2020 onward: Embraer stands alone. It absorbs heavy COVID-era losses, restructures, conserves cash, and leans on its defense, executive-jet (Phenom/Praetor), and services businesses. It continues developing its E-Jets E2 commercial line independently and later pursues new ventures (including the Eve electric-aircraft/eVTOL spin-off) to find growth.
Strategically: Embraer survives as an independent third player but without the scale partner it had reorganised around — confirming the structural squeeze of being sub-scale in a duopoly, while demonstrating the value of having kept multiple business lines (defense, executive, commercial) rather than betting everything on the commercial JV.
The lesson: When you build your strategy on a single partner, you inherit that partner's risks — including ones that have nothing to do with you. The Boeing deal was rational when signed and dead within two years for reasons Embraer couldn't influence. The contract's termination clauses, not the synergy slides, decided the outcome.
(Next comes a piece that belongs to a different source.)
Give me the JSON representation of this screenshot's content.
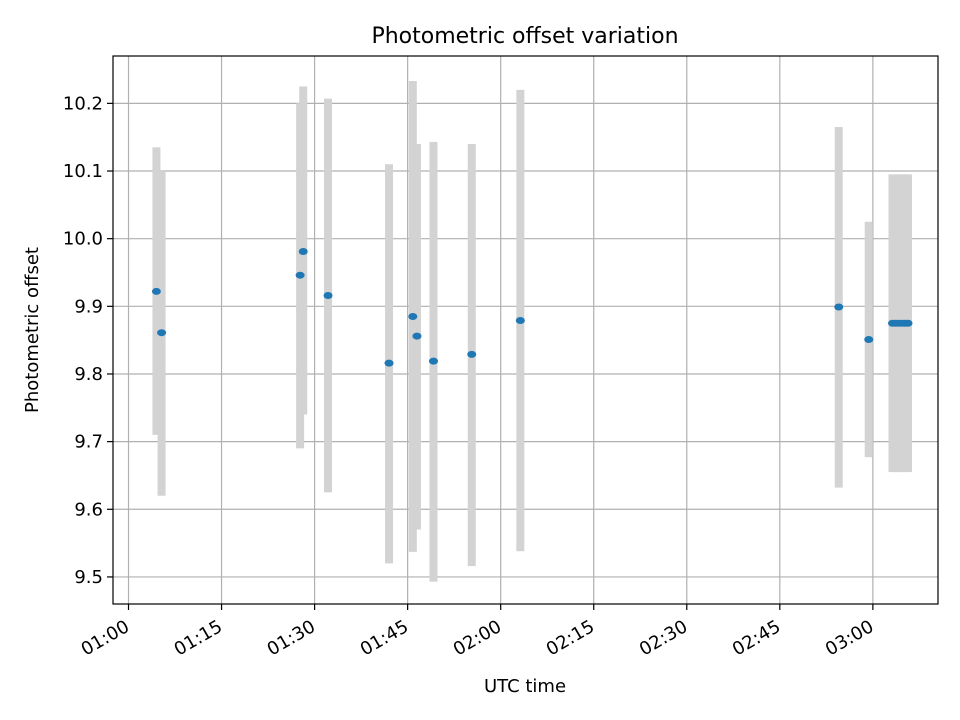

And Embraer's survival owed much to a decision made before the deal: keeping its defense and executive businesses out of Boeing's hands, preserving the optionality that let it stand alone when the partner walked.
Sources
- Embraer and Boeing press releases on the JV agreement and its 2020 termination.
- Coverage in the Financial Times, Reuters, and Bloomberg of the deal collapse and arbitration.
- Embraer annual reports and investor disclosures (2018–2021).
- Aerospace-industry analyses of the Boeing–Airbus duopoly and the A220.